I introduced my kids to Latin Squares the other day. If you know Sudoku then you have seen examples of Latin squares. The idea is to fill in a grid of squares with colors or numbers or some other symbols, such that each symbol appears exactly once in each row and each column. (see also the Wikipedia Latin square entry). I handed them graph paper and let them loose. This is what my eight-year-old produced:
Note that she produced some Latin squares, but also explored other ideas.

I wasn’t sure initially how long my kids would be content to explore Latin squares, so I also planned to tell them about squared squares. A squared square is just a square made up of smaller squares (this is easy to accomplish). A perfect squared square is much more difficult, consisting of squares each of different sizes. For a long time it was thought that perfect squared squares didn’t exist, but they do! Here is the smallest (in some sense) one:
We got excited about it and decided to make one for our wall:

Next, the ten-year-old wanted to produce some squared squares of his own, but found the perfect ones difficult (they were thought to be completely non-existent for a long time after all). He settled for producing imperfect ones. After making an imperfect squared square on graph paper, he decided to reproduce it with Legos. Here is the result: This led us to considered perfect Legoed squares. That is to say, squares made up of some number of Lego pieces, each piece having a unique size. Here is one of our first examples: It’s a 3×3 made up of a 1×1, a 1×2, and a 2×3. Here’s another, somewhat larger: We found a bunch more (maybe ten or so total). I’m not sure that we got all of them. How many can you find?

Look for up-coming posts on: 1) further progress in building our marble computer, and 2) teaching my five-year-old to count (which required some deep thought about just what counting is).

Rep-tiles

It’s been a while since I’ve done an evening of math with my two older kids (6 years and 8 years), so this week I decided I would teach them about rep-tiles. (If you don’t know what rep-tiles are, don’t worry.  I’ll be explaining that shortly, or check out this excellent article on rep-tiles)
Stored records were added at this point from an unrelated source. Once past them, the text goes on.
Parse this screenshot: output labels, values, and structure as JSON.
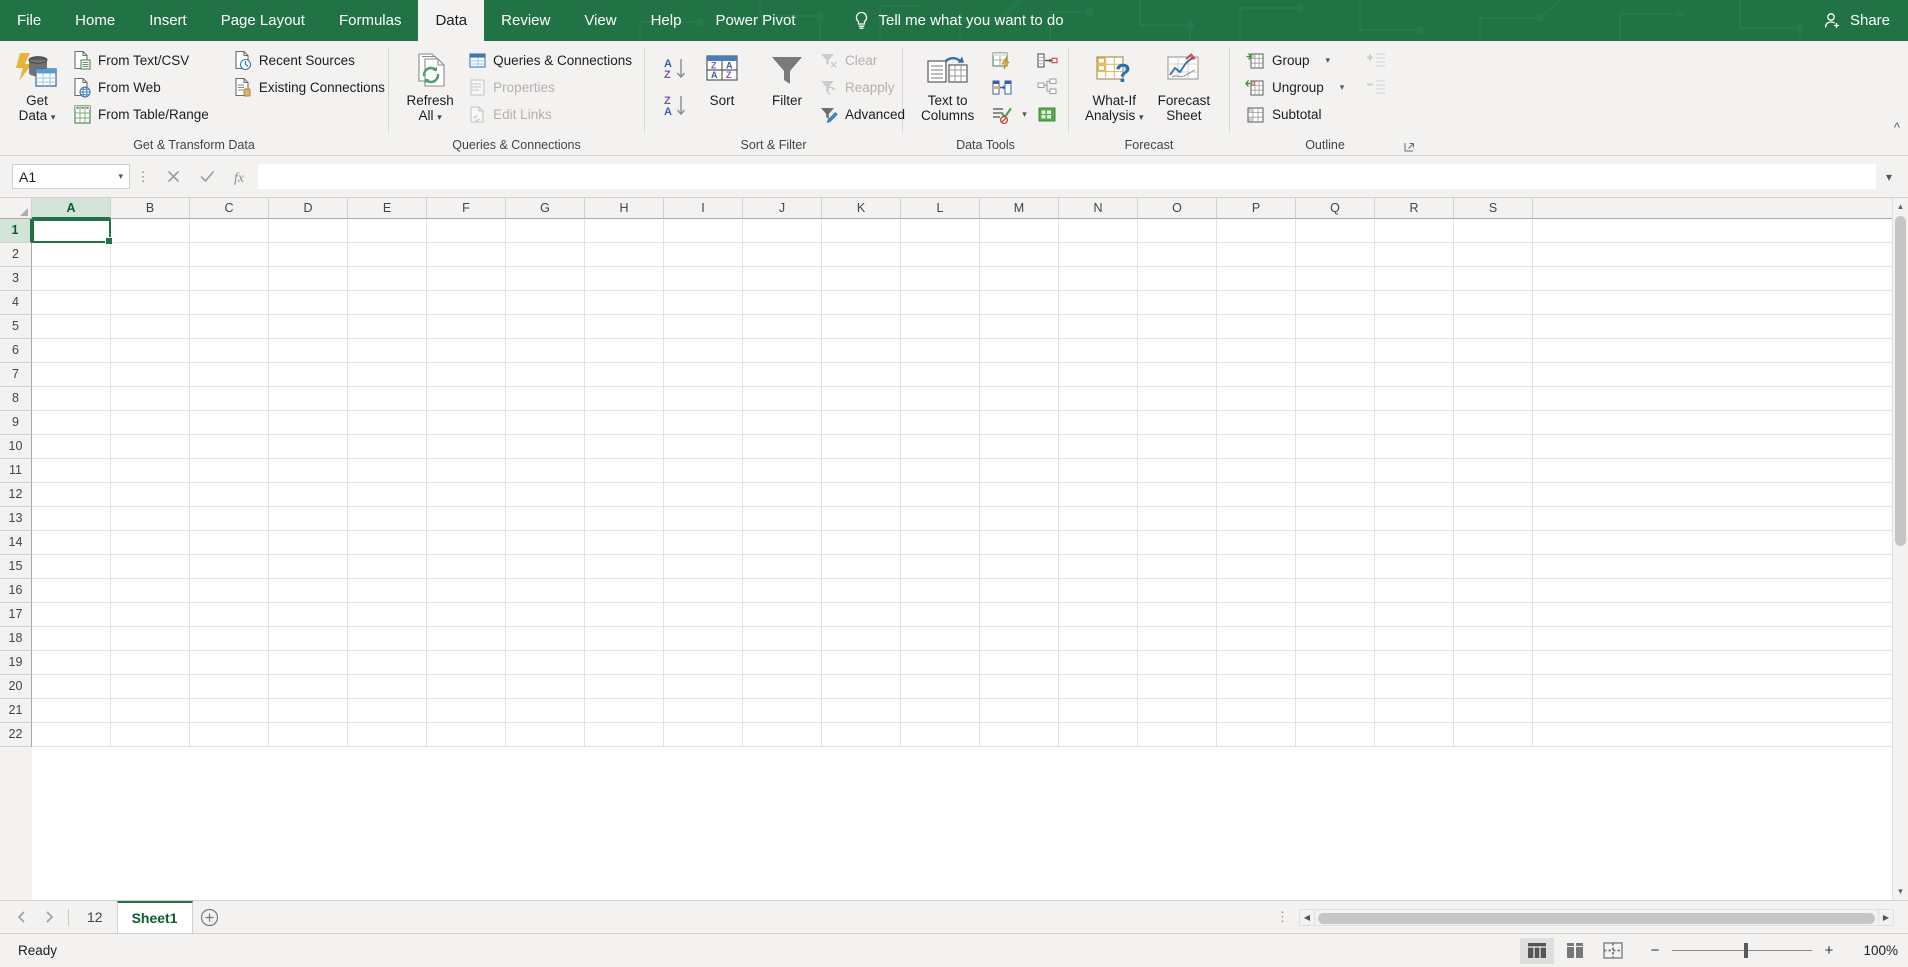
{
  "titlebar": {
    "tabs": [
      {
        "label": "File",
        "active": false
      },
      {
        "label": "Home",
        "active": false
      },
      {
        "label": "Insert",
        "active": false
      },
      {
        "label": "Page Layout",
        "active": false
      },
      {
        "label": "Formulas",
        "active": false
      },
      {
        "label": "Data",
        "active": true
      },
      {
        "label": "Review",
        "active": false
      },
      {
        "label": "View",
        "active": false
      },
      {
        "label": "Help",
        "active": false
      },
      {
        "label": "Power Pivot",
        "active": false
      }
    ],
    "tellme": "Tell me what you want to do",
    "share": "Share",
    "accent": "#217346"
  },
  "ribbon": {
    "groups": [
      {
        "name": "Get & Transform Data",
        "big": [
          {
            "label_line1": "Get",
            "label_line2": "Data",
            "caret": true
          }
        ],
        "small": [
          {
            "label": "From Text/CSV",
            "disabled": false
          },
          {
            "label": "From Web",
            "disabled": false
          },
          {
            "label": "From Table/Range",
            "disabled": false
          },
          {
            "label": "Recent Sources",
            "disabled": false
          },
          {
            "label": "Existing Connections",
            "disabled": false
          }
        ]
      },
      {
        "name": "Queries & Connections",
        "big": [
          {
            "label_line1": "Refresh",
            "label_line2": "All",
            "caret": true
          }
        ],
        "small": [
          {
            "label": "Queries & Connections",
            "disabled": false
          },
          {
            "label": "Properties",
            "disabled": true
          },
          {
            "label": "Edit Links",
            "disabled": true
          }
        ]
      },
      {
        "name": "Sort & Filter",
        "big": [
          {
            "label_line1": "Sort",
            "label_line2": "",
            "caret": false
          },
          {
            "label_line1": "Filter",
            "label_line2": "",
            "caret": false
          }
        ],
        "small": [
          {
            "label": "Clear",
            "disabled": true
          },
          {
            "label": "Reapply",
            "disabled": true
          },
          {
            "label": "Advanced",
            "disabled": false
          }
        ],
        "icon_only": [
          "sort-ascending",
          "sort-descending"
        ]
      },
      {
        "name": "Data Tools",
        "big": [
          {
            "label_line1": "Text to",
            "label_line2": "Columns",
            "caret": false
          }
        ],
        "icon_only": [
          "flash-fill",
          "remove-duplicates",
          "data-validation",
          "consolidate",
          "relationships",
          "manage-data-model"
        ]
      },
      {
        "name": "Forecast",
        "big": [
          {
            "label_line1": "What-If",
            "label_line2": "Analysis",
            "caret": true
          },
          {
            "label_line1": "Forecast",
            "label_line2": "Sheet",
            "caret": false
          }
        ]
      },
      {
        "name": "Outline",
        "small": [
          {
            "label": "Group",
            "disabled": false,
            "caret": true
          },
          {
            "label": "Ungroup",
            "disabled": false,
            "caret": true
          },
          {
            "label": "Subtotal",
            "disabled": false,
            "caret": false
          }
        ],
        "icon_only": [
          "show-detail",
          "hide-detail"
        ]
      }
    ]
  },
  "formulabar": {
    "namebox_value": "A1",
    "formula_value": "",
    "cancel_icon": "close-icon",
    "enter_icon": "check-icon",
    "function_icon": "fx-icon"
  },
  "grid": {
    "columns": [
      "A",
      "B",
      "C",
      "D",
      "E",
      "F",
      "G",
      "H",
      "I",
      "J",
      "K",
      "L",
      "M",
      "N",
      "O",
      "P",
      "Q",
      "R",
      "S"
    ],
    "rows": [
      "1",
      "2",
      "3",
      "4",
      "5",
      "6",
      "7",
      "8",
      "9",
      "10",
      "11",
      "12",
      "13",
      "14",
      "15",
      "16",
      "17",
      "18",
      "19",
      "20",
      "21",
      "22"
    ],
    "selected_column": "A",
    "selected_row": "1",
    "active_cell": "A1"
  },
  "sheettabs": {
    "tabs": [
      {
        "label": "12",
        "active": false
      },
      {
        "label": "Sheet1",
        "active": true
      }
    ],
    "add_label": "+"
  },
  "statusbar": {
    "status": "Ready",
    "zoom": "100%",
    "views": [
      "normal-view",
      "page-layout-view",
      "page-break-view"
    ],
    "active_view": "normal-view"
  }
}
First we pulled out our copy of the board game Blokus (a great game involving placing polyominoes).  I laid out the four monominoes on the board and asked them if they could make a square of the four.  “Of course!”

I had told them previously that we would be working with rep-tiles, not the animals, but something to do with mathematics.  They had been dying to know what a mathematical rep-tile was.  I asked them if now they understood.  “It’s a shape that you can make a bigger one out of a bunch of them.”  I was surprised that they caught on so quick, expecting something more along the lines of “a shape that you can make a square from several copies of it.”

I had told them previously that Utah was a rep-tile (The pentomino that most people call “P”, I call “Utah”, me being from Utah originally).  So we did that one next.  It took them several minutes to piece four copies of Utah together into a bigger one and they passed the pieces back and forth several times.  Here is what they came up with:

I had them select several other polyominoes and decide whether they were rep-tiles.  The domino, for instance, was easy.  The tetromino Zstumped them.  With the aid of paper and a pen I gave them an argument that Z is not a rep-tile.  They were convinced and later gave me a similar argument that the pentomino Xis not a rep-tile (how could you fill in a corner with a smaller copy?).

I told them that of course not only polyominoes can be rep-tiles.  For instance what about circles? “No,” they said.  Packing circles together always leaves gaps, after all.  I had previously cut out some polyiamonds (also see: another polyiamond article) printed on card stock.  We proceeded to determine which of these were rep-tiles.  We spent quite some time on this, but I’ll skip the details and give you the end result. Namely, we pasted our rep-tiles to construction paper.  The kids and I were pretty pleased with the results.